In the larger series of patients presenting intracardiac thrombosis, corticosteroids and/or other immunosuppressors were associated with complete resolution of the thrombus in most cases, suggesting that vascular inflammation plays a major role in thrombus formation [9] [10] [12] [13] [14] [15] [21].

Even though the use of anticoagulation is still controversial [22] due to potential haemorrhagic risk in patients with associated aneurysm [23], the majority of patients with ICT are anticoagulated.

Surgical removal is not the preferred choice because of the high rate of surgical complications and the risk of thrombosis recurrence. However, it should be considered in cases with unclear diagnosis, unresponsive to medical treatment or impaired hemodynamic caused by ICT [24] [25] [26] [27].

In our patient, an immunosuppressive treatment with azathioprine and methylprednisone, followed by cyclophosphamide was used for one year, as well as an anticoagulation therapy with acenocoumarol.
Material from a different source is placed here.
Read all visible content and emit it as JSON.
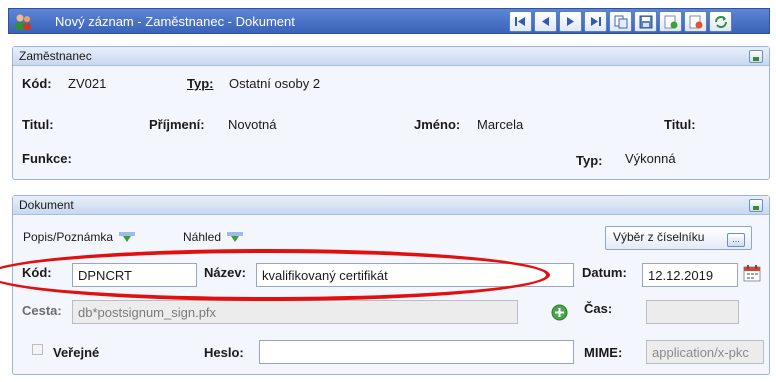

In the absence of resolution of intracardiac thrombosis, surgery was proposed in order to confirm the diagnosis of thrombosis and to treat it.

The histopathological examination in our case showed organized thrombus and significant endocardial thickening with fibrosis, extending to the underlying myocardium.

The underlying mechanism of intracardiac mass formation in BD has not been fully clarified.

Cardiac thrombi in BD is located mainly in the right ventricle. The reason for predilection to involve RV is unclear. Based on autopsy findings, endomyo­cardial fibrosis likely plays a role in the intra-cardiac thrombus formation [28].

Endomyocardial fibrosis (EMF) may represent the sequelae of intracardiac thrombosis or vasculitis involving the endocardium or the myocardium.

In EMF, there is fibrosis of endocardial surfaces that leads to restrictive physiology. Additionally, tethering of the atrioventricular (AV) valve papillary muscles and/or fibrosis of the respective ventricular inflow tracts lead to significant AV valve regurgitation [29] [30] [31].

Four years after the thrombectomy, our patient developed a severe tricuspid regurgitation associated with right atrial dilatation and right ventricular dysfunction.

The valvular insufficiency was the consequence of the extension of fibrosis to the leaflets.

The management of these situations is controversial [30] [31].

In the rare cases reported amongst the literature of endomyocardial fibrosis complicated by cardiac failure, surgical excision with or without valvular intervention is suggested with favourable short-term results, but the long-term results are controversial.

In the absence of a surgical option for our patient, we proposed a cardiac transplantation.

In Behçet’s disease, cardiac transplantation remains a challenge due to the risk of post-operatively complications on vascular and atrial anastomoses, caused by an excessive inflammatory response at puncture sites.

Two cases of successful heart transplantation in BD have been reported: one in a patient with end-stage heart failure due to multiples coronary aneurysms recurring after several interventions [32], the other for a Stanford type A aortic dissection [33]. It is unclear whether the immunosuppressive treatment to prevent rejection immunosuppression could impact the recurrence of vascular disease due to Behçet’s disease.

4. Conclusions

In conclusion, intracardiac thrombosis is a rare but early manifestation of Behçet’s disease.

The diagnosis could be tricky and surgical resection should be considered in cases with unclear diagnoses, which are not responding to medical treatment.

ICT is a cardiac complication with poor prognosis, due to the association or progression to endomyocardial fibrosis, leading to severe valvular and ventricle dysfunction.

Conflicts of Interest

The authors declare no conflicts of interest regarding the publication of this paper.